Direct Mail Scores 21% Percent Response, Wins Election
I only recommend marketing strategies and materials that I believe will work and when it came time for me to run for local office in a write-in campaign, I took my own recommendation and turned to direct mail. Here’s why:
- Targeted a tight universe of 150 registered voters
- Name brand awareness pre-built through prior door-to-door contact
- Only five days to reach audience before election
With key criteria in place for direct mail to succeed, I estimated that if even two recipients would go through the trouble of a write-in then I’d likely win by four votes to none (two for me and my wife), or at least four to one or two in case of some random write-in (yes, 4-0 often wins local races). I secured the mailing list free and pared the list down to 48 households, first selecting people I knew well or had recently met, then selecting those with multiple voters in the same address, then selecting by proximity to my address and then by age since younger voters are less likely to vote.
At the post office, 50 standard postcards cost about $18.00. The clerk stated they would likely be delivered the day after I dropped them at the post office so the mail drop was timed to arrive two days before the election.
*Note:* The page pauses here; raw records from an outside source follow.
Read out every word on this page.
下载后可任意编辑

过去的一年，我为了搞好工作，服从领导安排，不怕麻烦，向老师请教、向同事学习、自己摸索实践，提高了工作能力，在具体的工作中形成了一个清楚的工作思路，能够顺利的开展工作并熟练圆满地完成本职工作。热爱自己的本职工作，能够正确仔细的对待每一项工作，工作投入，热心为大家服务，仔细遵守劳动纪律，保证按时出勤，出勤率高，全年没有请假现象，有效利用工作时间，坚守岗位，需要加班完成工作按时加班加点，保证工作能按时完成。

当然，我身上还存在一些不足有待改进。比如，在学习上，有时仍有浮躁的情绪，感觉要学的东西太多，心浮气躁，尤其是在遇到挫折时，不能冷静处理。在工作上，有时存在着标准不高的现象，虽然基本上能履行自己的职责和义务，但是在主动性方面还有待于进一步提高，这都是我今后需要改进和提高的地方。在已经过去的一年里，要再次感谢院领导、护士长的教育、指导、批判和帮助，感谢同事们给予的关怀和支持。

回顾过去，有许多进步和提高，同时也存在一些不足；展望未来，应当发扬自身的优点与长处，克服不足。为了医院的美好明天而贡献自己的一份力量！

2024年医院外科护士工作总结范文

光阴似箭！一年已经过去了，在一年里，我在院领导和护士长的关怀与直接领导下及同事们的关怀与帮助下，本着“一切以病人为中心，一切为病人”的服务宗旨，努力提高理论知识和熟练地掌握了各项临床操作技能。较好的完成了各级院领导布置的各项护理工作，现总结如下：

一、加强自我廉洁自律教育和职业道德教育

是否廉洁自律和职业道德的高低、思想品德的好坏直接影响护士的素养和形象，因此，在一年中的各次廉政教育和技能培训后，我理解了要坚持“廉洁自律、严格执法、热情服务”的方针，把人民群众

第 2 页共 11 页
For the direct mail postcard copy, four different headlines were used depending on the distance. “I’m your neighbor at #…” and “I’m your neighbor around the corner on Turkey Hill Rd.”, for example. The copy stated I was running to ensure our township would have a voice at the county level, asked for the write-in action and offered my phone and Web site if anyone had questions. The hand-written addresses demonstrated authenticity and they didn’t take nearly as long to write out as I’d anticipated.
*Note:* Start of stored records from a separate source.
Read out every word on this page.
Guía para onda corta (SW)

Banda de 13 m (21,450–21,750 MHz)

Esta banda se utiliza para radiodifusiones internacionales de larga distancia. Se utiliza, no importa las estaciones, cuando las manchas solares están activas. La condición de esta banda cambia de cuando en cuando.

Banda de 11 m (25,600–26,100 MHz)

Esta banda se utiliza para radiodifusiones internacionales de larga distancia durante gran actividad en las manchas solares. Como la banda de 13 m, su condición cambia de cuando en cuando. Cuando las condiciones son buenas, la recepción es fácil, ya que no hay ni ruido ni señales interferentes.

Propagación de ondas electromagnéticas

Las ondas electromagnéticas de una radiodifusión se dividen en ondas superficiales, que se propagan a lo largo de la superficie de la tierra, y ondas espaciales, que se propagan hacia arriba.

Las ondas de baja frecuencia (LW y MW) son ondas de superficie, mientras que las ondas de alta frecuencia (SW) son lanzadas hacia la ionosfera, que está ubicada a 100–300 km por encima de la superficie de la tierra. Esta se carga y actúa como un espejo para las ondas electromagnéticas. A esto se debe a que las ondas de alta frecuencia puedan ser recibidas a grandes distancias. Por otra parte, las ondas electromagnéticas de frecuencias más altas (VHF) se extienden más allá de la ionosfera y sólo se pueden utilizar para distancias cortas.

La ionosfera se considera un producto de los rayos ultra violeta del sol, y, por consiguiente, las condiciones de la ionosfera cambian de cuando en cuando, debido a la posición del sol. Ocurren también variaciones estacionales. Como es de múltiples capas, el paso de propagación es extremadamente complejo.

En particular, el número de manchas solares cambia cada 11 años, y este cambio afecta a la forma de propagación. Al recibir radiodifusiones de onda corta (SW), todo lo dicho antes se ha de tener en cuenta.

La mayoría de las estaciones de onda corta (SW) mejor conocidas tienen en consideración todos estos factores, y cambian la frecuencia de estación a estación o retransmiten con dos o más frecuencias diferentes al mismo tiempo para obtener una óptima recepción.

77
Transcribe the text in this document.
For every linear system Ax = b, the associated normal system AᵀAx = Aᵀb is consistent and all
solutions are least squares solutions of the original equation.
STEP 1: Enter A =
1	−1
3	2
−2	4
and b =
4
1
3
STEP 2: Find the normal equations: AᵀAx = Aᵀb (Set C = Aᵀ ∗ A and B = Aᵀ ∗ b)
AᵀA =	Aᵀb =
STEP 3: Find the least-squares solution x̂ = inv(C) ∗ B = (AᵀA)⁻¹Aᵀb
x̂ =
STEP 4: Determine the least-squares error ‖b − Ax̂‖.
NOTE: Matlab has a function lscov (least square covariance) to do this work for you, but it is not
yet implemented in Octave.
When the results came in, this direct mail postcard had returned a 21 percent response (a two percent response is typically considered effective in direct mail circles). This postcard sparked 10 write-in votes en route to a landslide victory (12-0, LOL) on an election day with historically low voter turnout. Many thanks to these fine neighbors.
- Direct mail succeeds when there is pre-existing name brand awareness, savvy copywriting that speaks with both facts and emotion and a compelling visual design that stands out from the mail - all timed to arrive in the mailbox when the recipients are receptive to taking action.
- Many of the laws that impact us most on a daily basis are enacted at the local level such as zoning, planning and building codes yet few people are willing to take on these positions. Often, no candidates appear on the ballot. So those who do get involved wield a disproportionate amount of influence in how their local areas are managed. I would encourage everyone to take a more active role at the local level.